By the way, for $a=28, b=-36$ where $a+b=-8$,
$$f_2(x)=x^4-8x^3+28x^2-36x+16$$
$$f’_2(x)=4x^3-24x^2+56x-36=4(x-1)\left(\left(x-\frac 52\right)^2+\frac{11}{4}\right)$$
so $f_2(x)$ is decreasing for $x\lt 1$ and is increasing for $x\gt 1$ with $f_2(1)=1\gt 0$ from which $f_2(x)\gt 0$ follows. Hence, $f_2(x)$ has no real roots.
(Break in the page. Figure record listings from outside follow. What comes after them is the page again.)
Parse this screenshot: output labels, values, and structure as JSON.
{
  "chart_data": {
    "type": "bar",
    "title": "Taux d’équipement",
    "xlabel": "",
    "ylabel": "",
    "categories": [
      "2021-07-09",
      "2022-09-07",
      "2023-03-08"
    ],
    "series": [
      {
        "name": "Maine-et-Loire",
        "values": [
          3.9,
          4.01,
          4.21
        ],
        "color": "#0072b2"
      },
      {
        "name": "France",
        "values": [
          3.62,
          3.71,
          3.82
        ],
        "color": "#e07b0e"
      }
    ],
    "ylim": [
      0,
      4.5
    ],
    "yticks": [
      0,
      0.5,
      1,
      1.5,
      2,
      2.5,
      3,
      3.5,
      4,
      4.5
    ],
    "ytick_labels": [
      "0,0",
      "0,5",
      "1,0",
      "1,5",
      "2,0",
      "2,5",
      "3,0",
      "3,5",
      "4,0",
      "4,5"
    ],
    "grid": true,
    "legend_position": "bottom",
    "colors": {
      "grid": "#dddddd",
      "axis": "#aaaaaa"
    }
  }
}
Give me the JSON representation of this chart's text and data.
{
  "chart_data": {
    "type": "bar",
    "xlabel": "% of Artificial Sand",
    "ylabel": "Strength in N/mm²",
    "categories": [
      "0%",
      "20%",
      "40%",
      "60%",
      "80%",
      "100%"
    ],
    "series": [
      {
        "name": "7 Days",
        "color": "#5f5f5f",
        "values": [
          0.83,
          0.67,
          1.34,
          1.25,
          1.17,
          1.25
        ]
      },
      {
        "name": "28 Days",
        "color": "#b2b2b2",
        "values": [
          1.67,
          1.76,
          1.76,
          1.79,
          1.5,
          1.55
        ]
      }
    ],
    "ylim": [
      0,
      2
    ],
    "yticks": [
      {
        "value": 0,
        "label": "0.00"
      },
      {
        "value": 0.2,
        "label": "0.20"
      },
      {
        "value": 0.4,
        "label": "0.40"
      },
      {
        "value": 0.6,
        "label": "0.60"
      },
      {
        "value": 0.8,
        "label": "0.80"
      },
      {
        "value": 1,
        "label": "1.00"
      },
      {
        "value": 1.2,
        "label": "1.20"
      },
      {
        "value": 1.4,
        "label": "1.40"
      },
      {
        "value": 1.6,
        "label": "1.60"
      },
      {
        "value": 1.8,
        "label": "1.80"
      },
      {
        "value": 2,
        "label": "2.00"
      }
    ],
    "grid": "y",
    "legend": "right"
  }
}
Therefore, there are no $a+b$ such that all roots of $f(x)$ are positive.

Corrected version:
The roots are nonegative only for $a=24$ and $b=-32$, i.e. $a+b=-8$.

Proof.
Let $x_1,x_2,x_3,x_4$ denote the roots. Then by Vieta’s formula
$$x_1+x_2+x_3+x_4 = 8,\ \text{ and } x_1x_2x_3x_4 = 16.$$
If the roots are positive, then
$$8 = x_1+x_2+x_3+x_4 \geq 4(x_1x_2x_3x_4)^{1/4}=8,$$
implying $x_1=x_2=x_3=x_4=2$. Since $f(x) = (x-2)^4=x^4-8x^3+24x^2-32x+16$, it follows that $a=24$ and $b=-32$, i.e. $a+b=-8$.

The previous version (contains a typo in the last line):

It seems that $x_1,x_2,x_3,x_4$ cannot be all nonnegative for any values of $a$ and $b$.

Proof.
Let $x_1,x_2,x_3,x_4$ denote the roots. Then by Vieta’s formula
$$x_1+x_2+x_3+x_4 = 8,\ \text{ and } x_1x_2x_3x_4 = 16.$$
If the roots are positive, then
$$8 = x_1+x_2+x_3+x_4 \geq 4(x_1x_2x_3x_4)^{1/4}=8,$$
implying $x_1=x_2=x_3=x_4=2$. Thus, $f(x) = (x-2)^4=x^4-4x^3+\dots\ne x^4-8x^3+\dots$, a contradiction.